DMCT-NOTES/unit 2/06_KNN_Algorithm.md

# K-Nearest Neighbors (KNN)

**KNN** is a simple algorithm used for classification and regression.

## How it Works
1. Store all training data.
2. When a new data point comes in, find the **K** closest points (neighbors) to it.
3. **Vote**: Assign the class that is most common among those K neighbors.

## Key Characteristics
- **Instance-based Learning**: Uses training instances directly to predict.
- **Lazy Learning**: It doesn't "learn" a model during training.
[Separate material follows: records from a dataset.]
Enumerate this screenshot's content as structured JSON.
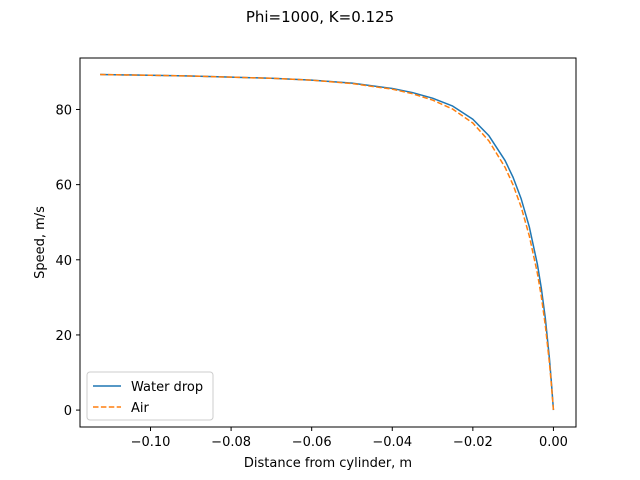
{
  "chart_data": {
    "type": "line",
    "title": "Phi=1000, K=0.125",
    "xlabel": "Distance from cylinder, m",
    "ylabel": "Speed, m/s",
    "xlim": [
      -0.1175,
      0.0056
    ],
    "ylim": [
      -4.5,
      93.7
    ],
    "xticks": [
      -0.1,
      -0.08,
      -0.06,
      -0.04,
      -0.02,
      0.0
    ],
    "xtick_labels": [
      "−0.10",
      "−0.08",
      "−0.06",
      "−0.04",
      "−0.02",
      "0.00"
    ],
    "yticks": [
      0,
      20,
      40,
      60,
      80
    ],
    "ytick_labels": [
      "0",
      "20",
      "40",
      "60",
      "80"
    ],
    "grid": false,
    "legend_position": "lower-left",
    "series": [
      {
        "name": "Water drop",
        "color": "#1f77b4",
        "style": "solid",
        "x": [
          -0.1125,
          -0.1,
          -0.09,
          -0.08,
          -0.07,
          -0.06,
          -0.05,
          -0.04,
          -0.035,
          -0.03,
          -0.025,
          -0.02,
          -0.016,
          -0.012,
          -0.01,
          -0.008,
          -0.006,
          -0.004,
          -0.003,
          -0.002,
          -0.001,
          -0.0005,
          0.0
        ],
        "y": [
          89.3,
          89.1,
          88.9,
          88.6,
          88.3,
          87.8,
          87.0,
          85.6,
          84.5,
          83.0,
          80.9,
          77.4,
          73.0,
          66.4,
          61.9,
          56.2,
          48.8,
          38.9,
          32.4,
          24.3,
          13.8,
          7.3,
          0.0
        ]
      },
      {
        "name": "Air",
        "color": "#ff7f0e",
        "style": "dashed",
        "x": [
          -0.1125,
          -0.1,
          -0.09,
          -0.08,
          -0.07,
          -0.06,
          -0.05,
          -0.04,
          -0.035,
          -0.03,
          -0.025,
          -0.02,
          -0.016,
          -0.012,
          -0.01,
          -0.008,
          -0.006,
          -0.004,
          -0.003,
          -0.002,
          -0.001,
          -0.0005,
          0.0
        ],
        "y": [
          89.3,
          89.1,
          88.9,
          88.6,
          88.3,
          87.8,
          86.9,
          85.4,
          84.2,
          82.5,
          80.1,
          76.4,
          71.6,
          64.6,
          59.9,
          54.0,
          46.4,
          36.5,
          30.2,
          22.4,
          12.6,
          6.6,
          0.0
        ]
      }
    ]
  }
}
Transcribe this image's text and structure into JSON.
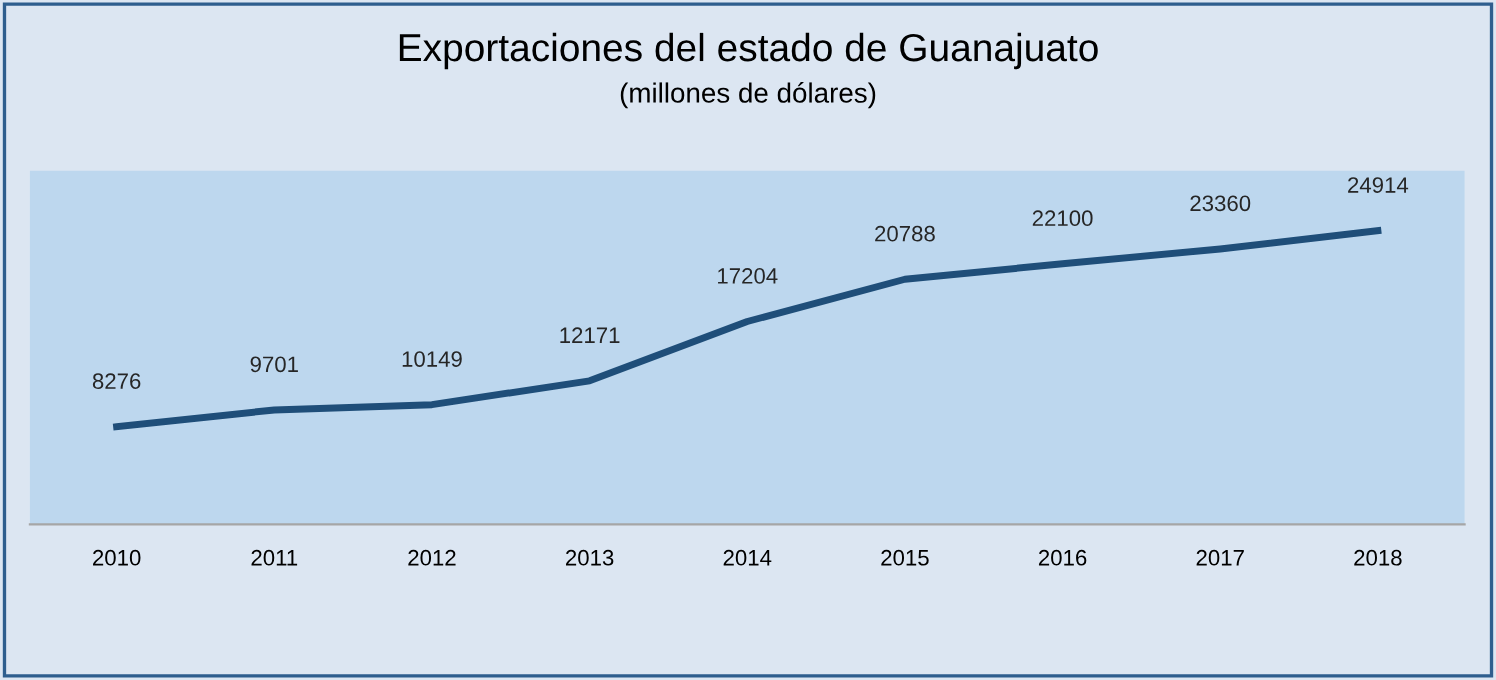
{
  "chart_data": {
    "type": "line",
    "title": "Exportaciones del estado de Guanajuato",
    "subtitle": "(millones de dólares)",
    "categories": [
      "2010",
      "2011",
      "2012",
      "2013",
      "2014",
      "2015",
      "2016",
      "2017",
      "2018"
    ],
    "series": [
      {
        "color": "#1f4e79",
        "values": [
          8276,
          9701,
          10149,
          12171,
          17204,
          20788,
          22100,
          23360,
          24914
        ]
      }
    ],
    "ylim": [
      0,
      30000
    ],
    "data_labels": true,
    "grid": false,
    "legend": false,
    "marker": "none",
    "line_style": "solid",
    "tick_labels": "x"
  }
}
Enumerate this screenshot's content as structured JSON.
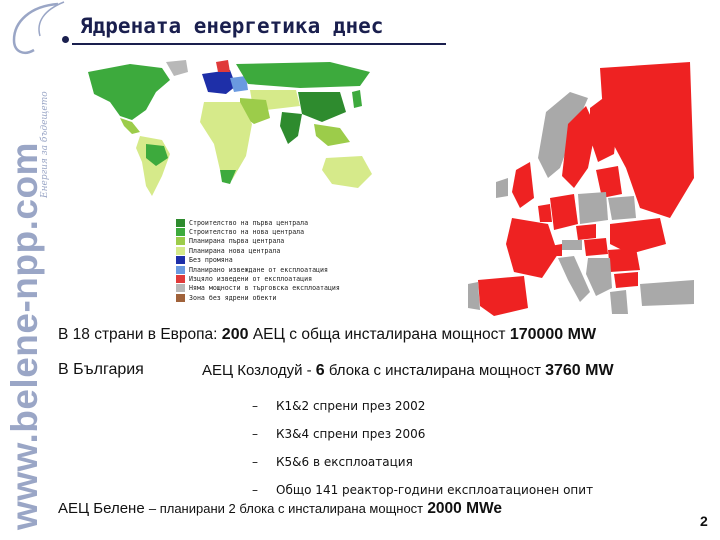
{
  "brand": {
    "url": "www.belene-npp.com",
    "tagline": "Енергия за бъдещето"
  },
  "title": "Ядрената енергетика днес",
  "legend": [
    {
      "label": "Строителство на първа централа",
      "color": "#2e8b2e"
    },
    {
      "label": "Строителство на нова централа",
      "color": "#3daa3d"
    },
    {
      "label": "Планирана първа централа",
      "color": "#9ccc4a"
    },
    {
      "label": "Планирана нова централа",
      "color": "#d6ea8a"
    },
    {
      "label": "Без промяна",
      "color": "#1e2fa8"
    },
    {
      "label": "Планирано извеждане от експлоатация",
      "color": "#6a9ae0"
    },
    {
      "label": "Изцяло изведени от експлоатация",
      "color": "#e03a3a"
    },
    {
      "label": "Няма мощности в търговска експлоатация",
      "color": "#b8b8b8"
    },
    {
      "label": "Зона без ядрени обекти",
      "color": "#a0623a"
    }
  ],
  "europe_line": {
    "prefix": "В 18 страни в Европа:",
    "count": "200",
    "middle": "АЕЦ с обща инсталирана мощност",
    "capacity": "170000 MW"
  },
  "bulgaria_line": {
    "prefix": "В България",
    "plant": "АЕЦ Козлодуй -",
    "units": "6",
    "middle": "блока с инсталирана мощност",
    "capacity": "3760 MW"
  },
  "sub_items": [
    {
      "dash": "–",
      "text": "К1&2 спрени през 2002"
    },
    {
      "dash": "–",
      "text": "К3&4 спрени през 2006"
    },
    {
      "dash": "–",
      "text": "К5&6 в експлоатация"
    },
    {
      "dash": "–",
      "text": "Общо 141 реактор-години експлоатационен опит"
    }
  ],
  "belene_line": {
    "plant": "АЕЦ Белене",
    "middle": "– планирани 2 блока с инсталирана мощност",
    "capacity": "2000 MWe"
  },
  "page_number": "2",
  "colors": {
    "title": "#1a1f4e",
    "brand": "#9aa6c6",
    "europe_red": "#ee2222",
    "europe_grey": "#a9a9a9",
    "ocean": "#ffffff"
  }
}
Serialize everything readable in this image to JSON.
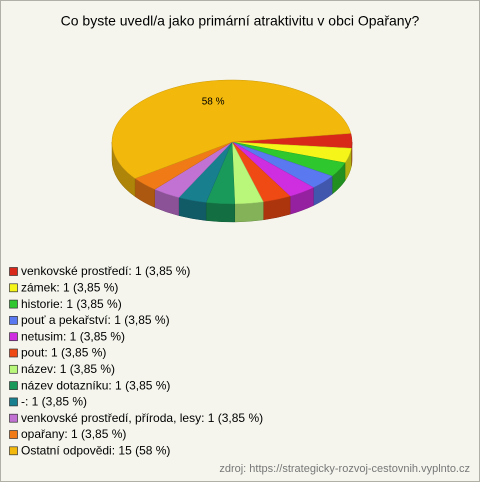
{
  "chart_data": {
    "type": "pie",
    "title": "Co byste uvedl/a jako primární atraktivitu v obci Opařany?",
    "categories": [
      "venkovské prostředí: 1 (3,85 %)",
      "zámek: 1 (3,85 %)",
      "historie: 1 (3,85 %)",
      "pouť a pekařství: 1 (3,85 %)",
      "netusim: 1 (3,85 %)",
      "pout: 1 (3,85 %)",
      "název: 1 (3,85 %)",
      "název dotazníku: 1 (3,85 %)",
      "-: 1 (3,85 %)",
      "venkovské prostředí, příroda, lesy: 1 (3,85 %)",
      "opařany: 1 (3,85 %)",
      "Ostatní odpovědi: 15 (58 %)"
    ],
    "values": [
      3.85,
      3.85,
      3.85,
      3.85,
      3.85,
      3.85,
      3.85,
      3.85,
      3.85,
      3.85,
      3.85,
      58
    ],
    "value_labels": [
      null,
      null,
      null,
      null,
      null,
      null,
      null,
      null,
      null,
      null,
      null,
      "58 %"
    ],
    "colors": [
      "#d8281a",
      "#f5f51a",
      "#2ec82e",
      "#5a78f0",
      "#cf2ee0",
      "#f04a14",
      "#b8f77a",
      "#1a9a5a",
      "#177f8e",
      "#c272d2",
      "#ef7a16",
      "#f2b80c"
    ],
    "legend": "bottom-left",
    "source": "zdroj: https://strategicky-rozvoj-cestovnih.vyplnto.cz"
  }
}
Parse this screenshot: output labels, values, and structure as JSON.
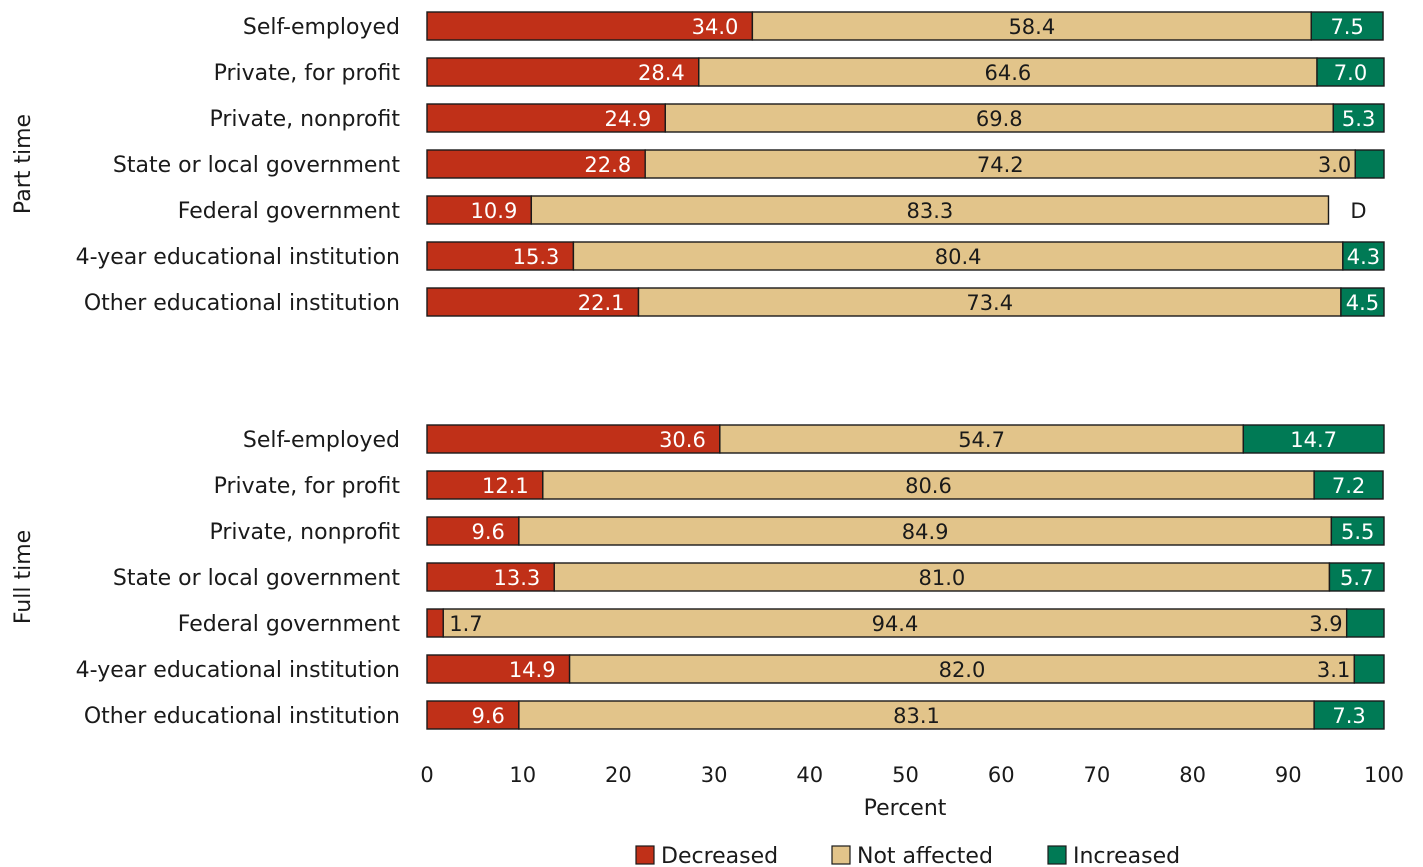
{
  "chart_data": {
    "type": "bar",
    "orientation": "horizontal",
    "stacked": true,
    "xlabel": "Percent",
    "xlim": [
      0,
      100
    ],
    "xticks": [
      "0",
      "10",
      "20",
      "30",
      "40",
      "50",
      "60",
      "70",
      "80",
      "90",
      "100"
    ],
    "legend": {
      "placement": "bottom",
      "entries": [
        {
          "label": "Decreased",
          "color": "#c03018"
        },
        {
          "label": "Not affected",
          "color": "#e2c48a"
        },
        {
          "label": "Increased",
          "color": "#007a55"
        }
      ]
    },
    "groups": [
      {
        "name": "Part time",
        "categories": [
          "Self-employed",
          "Private, for profit",
          "Private, nonprofit",
          "State or local government",
          "Federal government",
          "4-year educational institution",
          "Other educational institution"
        ],
        "series": [
          {
            "name": "Decreased",
            "values": [
              34.0,
              28.4,
              24.9,
              22.8,
              10.9,
              15.3,
              22.1
            ],
            "labels": [
              "34.0",
              "28.4",
              "24.9",
              "22.8",
              "10.9",
              "15.3",
              "22.1"
            ]
          },
          {
            "name": "Not affected",
            "values": [
              58.4,
              64.6,
              69.8,
              74.2,
              83.3,
              80.4,
              73.4
            ],
            "labels": [
              "58.4",
              "64.6",
              "69.8",
              "74.2",
              "83.3",
              "80.4",
              "73.4"
            ]
          },
          {
            "name": "Increased",
            "values": [
              7.5,
              7.0,
              5.3,
              3.0,
              null,
              4.3,
              4.5
            ],
            "labels": [
              "7.5",
              "7.0",
              "5.3",
              "3.0",
              "D",
              "4.3",
              "4.5"
            ]
          }
        ]
      },
      {
        "name": "Full time",
        "categories": [
          "Self-employed",
          "Private, for profit",
          "Private, nonprofit",
          "State or local government",
          "Federal government",
          "4-year educational institution",
          "Other educational institution"
        ],
        "series": [
          {
            "name": "Decreased",
            "values": [
              30.6,
              12.1,
              9.6,
              13.3,
              1.7,
              14.9,
              9.6
            ],
            "labels": [
              "30.6",
              "12.1",
              "9.6",
              "13.3",
              "1.7",
              "14.9",
              "9.6"
            ]
          },
          {
            "name": "Not affected",
            "values": [
              54.7,
              80.6,
              84.9,
              81.0,
              94.4,
              82.0,
              83.1
            ],
            "labels": [
              "54.7",
              "80.6",
              "84.9",
              "81.0",
              "94.4",
              "82.0",
              "83.1"
            ]
          },
          {
            "name": "Increased",
            "values": [
              14.7,
              7.2,
              5.5,
              5.7,
              3.9,
              3.1,
              7.3
            ],
            "labels": [
              "14.7",
              "7.2",
              "5.5",
              "5.7",
              "3.9",
              "3.1",
              "7.3"
            ]
          }
        ]
      }
    ]
  }
}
It waits until a prediction is needed.
- **Non-Parametric**: It assumes nothing about the data structure.

## Choosing K
- **Small K**: Can be noisy and overfit (sensitive to outliers).
- **Large K**: Can be biased and miss patterns.
- **Tip**: Choose an **odd number** for K to avoid ties in voting.

## Distance Measures
How do we measure "closeness"?

### 1. Euclidean Distance
- The straight-line distance between two points.
- Used for numeric data.
- Formula: `sqrt((x2-x1)^2 + (y2-y1)^2)`

### 2. Manhattan Distance
- The distance if you can only move along a grid (like city blocks).
- Formula: `|x2-x1| + |y2-y1|`

### 3. Minkowski Distance
- A generalized form of Euclidean and Manhattan.

### 4. Chebyshev Distance
- The greatest difference along any coordinate dimension.

## Data Scaling
Since KNN uses distance, it is very sensitive to the scale of data.
- **Example**: If one feature ranges 0-1 and another 0-1000, the second one will dominate the distance.
- **Solution**: **Normalize** or **Standardize** data so all features contribute equally.